Hey, it's been a while. What're ya gonna do? Life gets busy sometimes. In the meantime, here are some interesting things I've been looking at today:
- Salon.com has a fascinating, three-part profile of the early radio career of Glenn Beck. It's clear that the author is no fan (whereas I generally like Beck, though I preferred the Glenn-Beck-on-the-radio version of about three years ago to the Howard-Beale-Prophet-of-Doom that I see on Fox News). About the early, pre-Mormon Beck, virtually all seem agreed: he was not a good guy. For a radio geek like me, a story like this is like catnip.

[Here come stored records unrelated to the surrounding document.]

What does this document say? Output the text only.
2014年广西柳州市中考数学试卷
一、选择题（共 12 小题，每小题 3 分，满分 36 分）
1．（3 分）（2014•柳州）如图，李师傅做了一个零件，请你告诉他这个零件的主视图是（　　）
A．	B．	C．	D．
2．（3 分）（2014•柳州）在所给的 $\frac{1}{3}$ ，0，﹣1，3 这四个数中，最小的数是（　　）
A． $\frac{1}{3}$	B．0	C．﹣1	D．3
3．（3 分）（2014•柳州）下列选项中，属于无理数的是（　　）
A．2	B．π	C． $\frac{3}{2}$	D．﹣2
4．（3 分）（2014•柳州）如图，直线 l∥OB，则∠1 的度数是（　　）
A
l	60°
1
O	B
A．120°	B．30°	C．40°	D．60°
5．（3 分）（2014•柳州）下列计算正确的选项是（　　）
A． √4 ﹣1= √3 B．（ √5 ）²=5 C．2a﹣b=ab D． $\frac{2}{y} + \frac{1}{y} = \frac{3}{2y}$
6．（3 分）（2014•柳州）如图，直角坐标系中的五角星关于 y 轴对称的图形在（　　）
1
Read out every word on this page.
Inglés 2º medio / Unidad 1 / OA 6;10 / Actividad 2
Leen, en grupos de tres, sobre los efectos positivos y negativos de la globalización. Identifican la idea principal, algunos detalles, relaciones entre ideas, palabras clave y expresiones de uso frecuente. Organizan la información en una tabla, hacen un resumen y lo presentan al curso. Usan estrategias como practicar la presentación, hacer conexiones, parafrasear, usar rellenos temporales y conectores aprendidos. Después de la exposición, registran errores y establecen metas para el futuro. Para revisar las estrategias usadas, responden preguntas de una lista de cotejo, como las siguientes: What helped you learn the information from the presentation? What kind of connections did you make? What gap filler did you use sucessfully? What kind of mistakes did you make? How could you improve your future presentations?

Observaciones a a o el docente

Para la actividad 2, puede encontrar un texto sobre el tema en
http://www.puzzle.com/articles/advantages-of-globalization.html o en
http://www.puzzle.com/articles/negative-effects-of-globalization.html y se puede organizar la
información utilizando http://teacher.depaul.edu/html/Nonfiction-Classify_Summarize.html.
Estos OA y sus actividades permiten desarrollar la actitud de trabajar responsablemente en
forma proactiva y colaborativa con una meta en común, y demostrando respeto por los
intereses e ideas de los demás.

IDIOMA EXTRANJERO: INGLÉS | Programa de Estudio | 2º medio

- Even the liberals over at Slate are starting to get a whiff of the unpleasant stench of nannystatism that is descending upon the land. They take a look at a draconian paper in the New England Journal of Medicine advocating taxes even on diet soda--because it may cause you more in your heart to want real sweets. After all, since we're going to put health care under state control, the state now has a direct interest in your eating habits. Slate notes:
If you're trying to sink health care reform, this is a good way to do it: Show everyone how subsidized health insurance will entitle other people to regulate your eating habits.
- Like the previous article, TIME's Joel Stein points out that liberals have just as tenuous relationship with science as they're always claiming conservatives do. Talking about the resistance to getting vaccinated for swine flu among his circle of friends, he says:
while the far right gets a lot of crap about not believing in science, the left isn't crazy about it either. Only instead of rejecting facts that conflict with the Bible, it ignores anything that conflicts with hippie myths about the perfection of nature. That's why my neighborhood is full of places you can go to detoxify with colonics, get healed with crystals and magnets and buy non--genetically engineered food.
Unfortunately, however, Stein's answer to the problem leaves him in no better a spot:When presented with doubts, I don't search for detailed information from my side. I go with the consensus of mainstream media, academia and the government. Not because they're always right but because they're right far more often than not, and I have a TiVo to watch.
And just when he was so close to making sense.
- On Bruce Springsteen's 60th birthday (a fact that just makes me want to crawl into a hole somewhere), here's a cool piece about the birth of Born to Run.
- And here's a note about an, ahem, awesome television program that will be making its way to the airwaves next year.
Hey, great seeing you. Have a nice autumn.